CONTRACT RAMIFICATIONS
Informed consent should be a binary transaction: either the two parties mutually accept it, or they do not. Mutual acceptance of an informed consent document is part of the final phase of a software project. The development of the document should begin in the earliest phases of development, but it cannot be signed until all the described measurements and assessments have been completed. A contract can make reference to the time when this document is signed to determine bonuses or penalties, but the document itself should focus on software quality, not schedule or payment. The issues of time and money are a vital part of the negotiations between client and developer on what level of quality are acceptable; however, informed consent, once agreed to, becomes a required step in acceptance. Renegotiating informed consent is possible, but not encouraged.
INFORMED CONSENT DOCUMENTS AS PUBLIC ARCHIVES
The informed consent document is made available by the developer in paper form (at minimal cost) and electronically (without cost) to the public.
User documentation gives information about how to access the document.

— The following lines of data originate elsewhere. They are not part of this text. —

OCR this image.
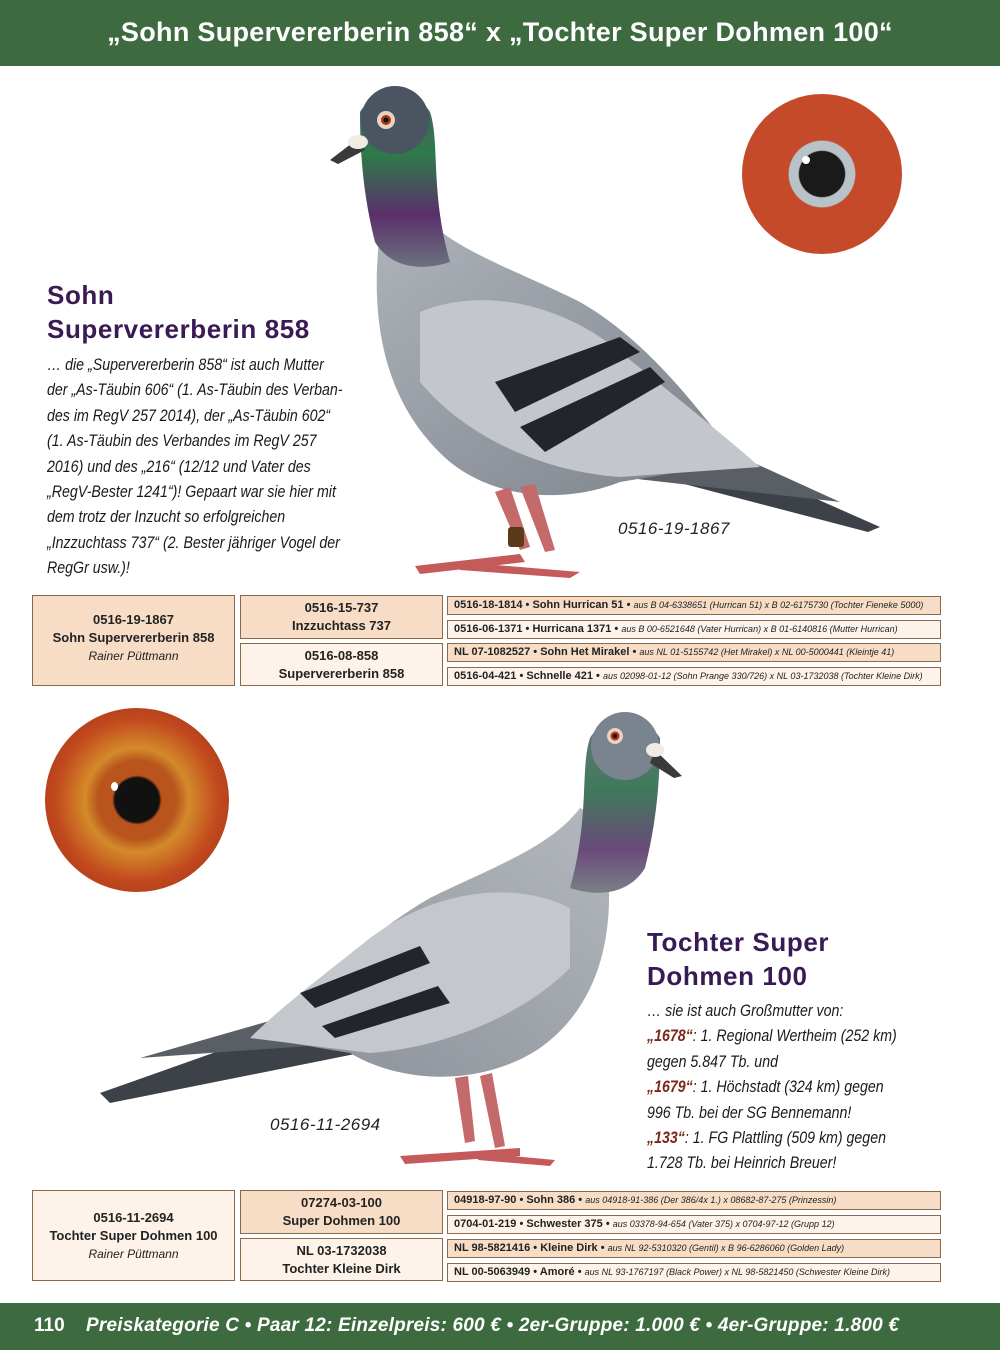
„Sohn Supervererberin 858“ x „Tochter Super Dohmen 100“
Sohn
Supervererberin 858
… die „Supervererberin 858“ ist auch Mutter
der „As-Täubin 606“ (1. As-Täubin des Verban-
des im RegV 257 2014), der „As-Täubin 602“
(1. As-Täubin des Verbandes im RegV 257
2016) und des „216“ (12/12 und Vater des
„RegV-Bester 1241“)! Gepaart war sie hier mit
dem trotz der Inzucht so erfolgreichen
„Inzzuchtass 737“ (2. Bester jähriger Vogel der
RegGr usw.)!
0516-19-1867
0516-19-1867
Sohn Supervererberin 858
Rainer Püttmann
0516-15-737
Inzzuchtass 737
0516-08-858
Supervererberin 858
0516-18-1814 • Sohn Hurrican 51 • aus B 04-6338651 (Hurrican 51) x B 02-6175730 (Tochter Fieneke 5000)
0516-06-1371 • Hurricana 1371 • aus B 00-6521648 (Vater Hurrican) x B 01-6140816 (Mutter Hurrican)
NL 07-1082527 • Sohn Het Mirakel • aus NL 01-5155742 (Het Mirakel) x NL 00-5000441 (Kleintje 41)
0516-04-421 • Schnelle 421 • aus 02098-01-12 (Sohn Prange 330/726) x NL 03-1732038 (Tochter Kleine Dirk)
Tochter Super
Dohmen 100
… sie ist auch Großmutter von:
„1678“: 1. Regional Wertheim (252 km)
gegen 5.847 Tb. und
„1679“: 1. Höchstadt (324 km) gegen
996 Tb. bei der SG Bennemann!
„133“: 1. FG Plattling (509 km) gegen
1.728 Tb. bei Heinrich Breuer!
0516-11-2694
0516-11-2694
Tochter Super Dohmen 100
Rainer Püttmann
07274-03-100
Super Dohmen 100
NL 03-1732038
Tochter Kleine Dirk
04918-97-90 • Sohn 386 • aus 04918-91-386 (Der 386/4x 1.) x 08682-87-275 (Prinzessin)
0704-01-219 • Schwester 375 • aus 03378-94-654 (Vater 375) x 0704-97-12 (Grupp 12)
NL 98-5821416 • Kleine Dirk • aus NL 92-5310320 (Gentil) x B 96-6286060 (Golden Lady)
NL 00-5063949 • Amoré • aus NL 93-1767197 (Black Power) x NL 98-5821450 (Schwester Kleine Dirk)
110 Preiskategorie C • Paar 12: Einzelpreis: 600 € • 2er-Gruppe: 1.000 € • 4er-Gruppe: 1.800 €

The IEEE Computer Society maintains a directory to all such electronic documents for publicly available software.(The IEEE Computer Society has not yet been asked to maintain such a repository. This informed consent standard is merely a suggestion at the moment.)
WHY THIS MIGHT WORK
The description above does not require any particular style of testing or verification. We do not expect the research or business community to reach consensus about which techniques are necessary or sufficient. But this informed consent form does require mutually agreed to measurements of some kind. This seems like a minimum level of professionalism. [4] [5]
By not including contractual details in the document, parties to the consent should be willing to make the document public. A collection of documents could be a rich source of information for researchers in software quality, and public display of these documents would encourage more responsibility from developers and clients.
Many of us are convinced that we have to do something to encourage professionalism in software development. Perhaps an informed consent emphasis will help.
REFERENCES
[1] D. Johnson and K. Miller. Ethical issues for computer scientists and engineers. The Computer Science and Engineering Handbook, A. Tucker, ed. CRC Press, Boca Raton, FL (1996), 16-26.
[2] W. R. Collins, K. Miller, B. Spielman, and P. Wherry. How good is good enough? An ethical analysis of software construction and use. Communications of the ACM, Vol. 27, No. 1 (January 1994), 81-91.
[3] T. Beauchamp and J. Childress. Principles of Biomedical Ethics, 3rd Edition. Oxford University Press (1989).
[4] D. Parnas, J. Schouwen and S. Kwan. Evaluation of safety-critical software. Communications of the ACM, Vol. 33, No. 6 (June 1990), 636-648.
[5] H. Nissenbaum. Computing and accountability. Communications of the ACM , Vol. 37, No. 1 (January 1994), 73-80.